Pressemitteilung von Nele Hirsch,

Der scheidende Chef des deutschen PISA-Konsortiums, Manfred Prenzel, hat sich gegen die Einführung von "Einheitsgesamtschulen" ausgesprochen. Nele Hirsch, bildungspolitische Sprecherin der Fraktion DIE LINKE, hält seine Argumente für wenig überzeugend:

"Das mehrgliedrige Schulsystem lässt für individuelle Förderung keinen Platz.
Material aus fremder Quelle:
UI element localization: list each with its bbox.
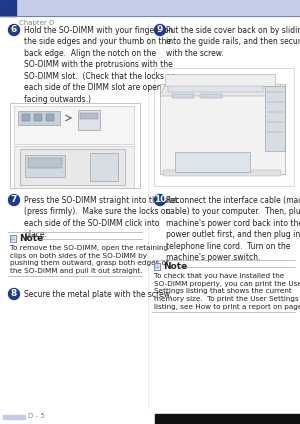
Text: D - 5: D - 5 — [28, 413, 45, 419]
Bar — [154, 263, 160, 270]
Bar — [163, 170, 281, 176]
Bar — [154, 68, 294, 186]
Circle shape — [154, 25, 166, 36]
Text: To check that you have installed the
SO-DIMM properly, you can print the User
Se: To check that you have installed the SO-… — [154, 273, 300, 310]
Text: Note: Note — [19, 234, 43, 243]
Bar — [34, 114, 42, 121]
Text: Chapter D: Chapter D — [19, 20, 54, 26]
Polygon shape — [18, 111, 60, 125]
Text: Put the side cover back on by sliding it
into the guide rails, and then secure i: Put the side cover back on by sliding it… — [166, 26, 300, 58]
Bar — [3, 415, 25, 419]
Bar — [25, 155, 65, 177]
Bar — [80, 113, 98, 119]
Bar — [168, 86, 263, 92]
Circle shape — [154, 195, 166, 206]
Bar — [90, 153, 118, 181]
Text: 7: 7 — [11, 195, 17, 204]
Text: Note: Note — [163, 262, 187, 271]
Circle shape — [8, 25, 20, 36]
Bar — [155, 414, 300, 424]
Bar — [20, 149, 125, 185]
Bar — [10, 235, 16, 242]
Bar — [0, 0, 300, 16]
Bar — [172, 94, 194, 98]
Bar — [165, 74, 275, 86]
Bar — [0, 0, 16, 16]
Circle shape — [8, 288, 20, 299]
Bar — [14, 146, 134, 188]
Text: Secure the metal plate with the screw.: Secure the metal plate with the screw. — [24, 290, 172, 299]
Bar — [46, 114, 54, 121]
Text: 10: 10 — [154, 195, 166, 204]
Text: To remove the SO-DIMM, open the retaining
clips on both sides of the SO-DIMM by
: To remove the SO-DIMM, open the retainin… — [10, 245, 169, 274]
Circle shape — [8, 195, 20, 206]
Bar — [22, 114, 30, 121]
Bar — [0, 412, 300, 424]
Bar — [265, 86, 285, 151]
Text: Hold the SO-DIMM with your fingers on
the side edges and your thumb on the
back : Hold the SO-DIMM with your fingers on th… — [24, 26, 176, 104]
Text: 6: 6 — [11, 25, 17, 34]
Text: 9: 9 — [157, 25, 163, 34]
Bar — [10, 103, 140, 188]
Bar — [14, 106, 134, 144]
Text: 8: 8 — [11, 290, 17, 298]
Polygon shape — [160, 84, 285, 96]
Bar — [160, 84, 285, 174]
Bar — [200, 94, 222, 98]
Bar — [78, 110, 100, 130]
Bar — [175, 152, 250, 172]
Text: Press the SO-DIMM straight into the slot
(press firmly).  Make sure the locks on: Press the SO-DIMM straight into the slot… — [24, 196, 178, 240]
Text: Reconnect the interface cable (machine
cable) to your computer.  Then, plug the
: Reconnect the interface cable (machine c… — [166, 196, 300, 262]
Bar — [28, 158, 62, 168]
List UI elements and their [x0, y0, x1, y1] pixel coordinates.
Lehrerinnen und Lehrer sind stattdessen dazu angehalten, "nicht passende" Kinder und Jugendliche aus ihren Klassen auszusortieren und in andere Schulformen abzuschieben - in den allermeisten Fällen nach unten.

Dieses Prinzip ist nicht vereinbar mit einem pädagogischen Ansatz, der alle mitnimmt und niemanden zurücklässt. Es bleibt deshalb Prenzels Geheimnis, wie er eine verbesserte individuelle Förderung erreichen will, wenn er zugleich am gegliederten Schulsystem festhält.

Prenzel verwendet in seiner Argumentation den diffamierenden Begriff der Einheitsgesamtschule. Das macht deutlich, dass er die wesentlichen Grundzüge dieses Konzepts nicht verstehen will. Das geforderte längere gemeinsame Lernen soll eben gerade nicht zu Gleichmacherei führen, sondern mehr Vielfalt und mehr individuelle Förderung ermöglichen. Hierfür macht sich DIE LINKE stark.